The PRC strives to prepare student pharmacists for entry into the pharmacy profession by instilling the knowledge, skills and abilities needed for practice while shaping the students’ professional identity by providing them with experiences that will shape their overall attitudes regarding the profession, the patients they serve, and the healthcare team. To accomplish this feat, AU HSOP recognized that innovative teaching, learning, and assessment practices would be crucial to prepare graduates for entry into practice. This case will explore the development, implementation, and ongoing evaluation of performance-based assessments utilized throughout this practice-ready curriculum, and the role of PBAs to assess student progression.

Key Terms in this Chapter

Objective Structured Clinical Examination (OSCE): A form of performance-based assessment used to measure clinical competence.
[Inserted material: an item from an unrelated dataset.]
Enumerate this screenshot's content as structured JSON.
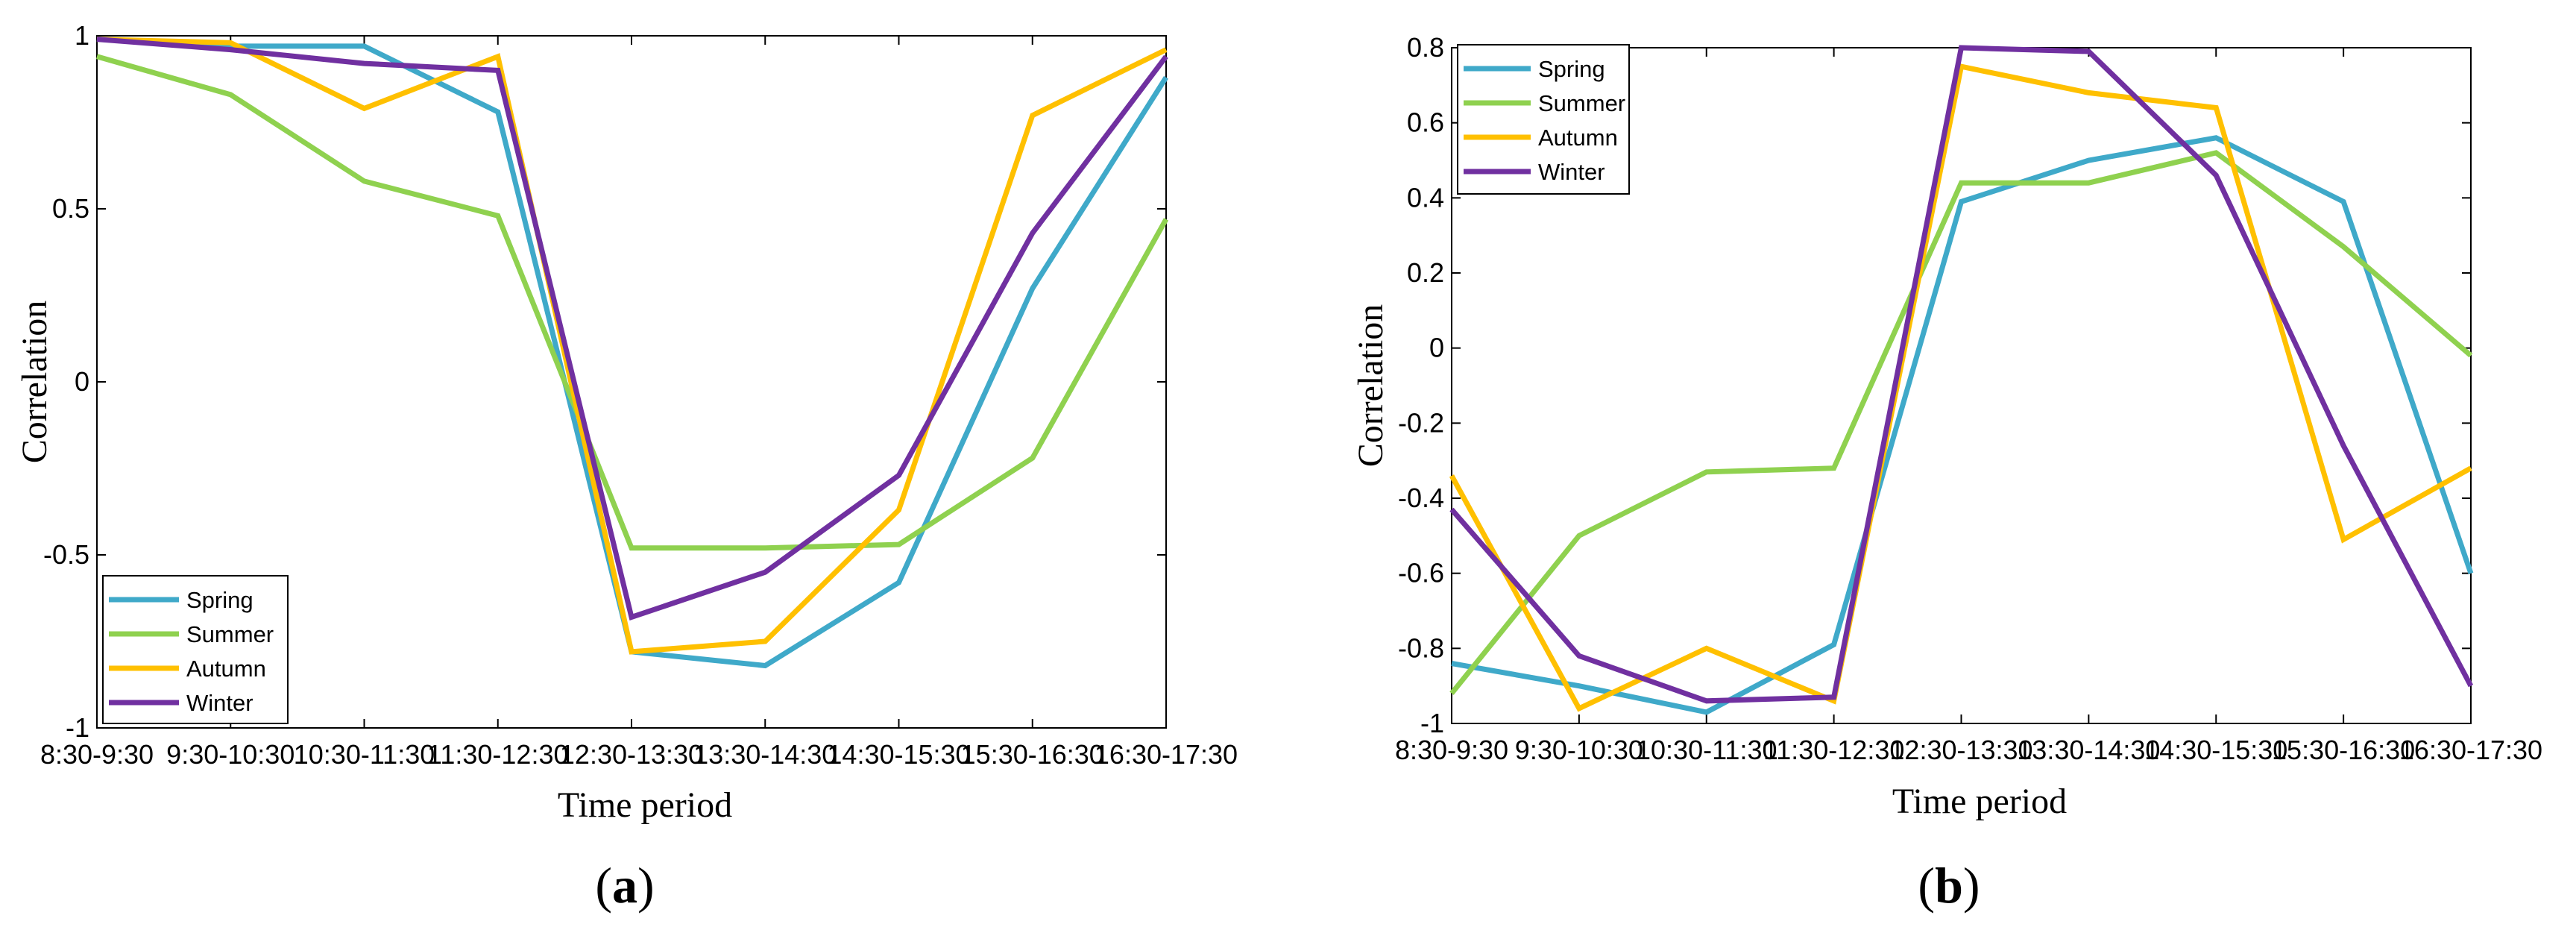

Introduced initially as an assessment method in medical education, an OSCE is a series of stations designed to evaluate clinical skills correlated to various disease states, often interacting with standardized persons in a variety of healthcare settings.

Learning Community: A team of faculty tasked with developing, implementing, and evaluating content and assessments within an academic semester.

Staging: The process of arranging the space for a testing experience, to include the set-up of technology components, drug products, physical props, and furniture placement.

Rubric: An assessment tool for grading performance-based activities that includes performance levels, specific criteria, and criteria descriptions. Written feedback can also be included to support the overall performance level selected.

Standardized Person (SP): An individual hired to play the role of a patient/caregiver/healthcare provider within a structured scenario. SPs may also serve in a grading capacity utilizing a provided checklist or rubric to evaluate student performance.

WebEHR: A web-based electronic health record for storage and management of patient health information, also utilized for simulated patient health information for educational purposes.

Performance-Based Assessment (PBA): An assessment that evaluates learners on their ability to complete a clinical skill or series of skills, interact with a simulated patient/caregiver/healthcare provider, or demonstrate technical skills (i.e. sterile and non-sterile compounding).

Interactive Scenario: A performance-based assessment station that requires the student to engage with a standardized person to complete the task.

Analytical Checklist: A comprehensive list of items specific to a performance-based assessment scenario that students must complete to successfully achieve the outlined clinical skill or task. This is graded as achieved or not achieved for each item.

Non-Interactive Scenario: A performance-based assessment station that does not require the student to engage with a standardized person to complete the task.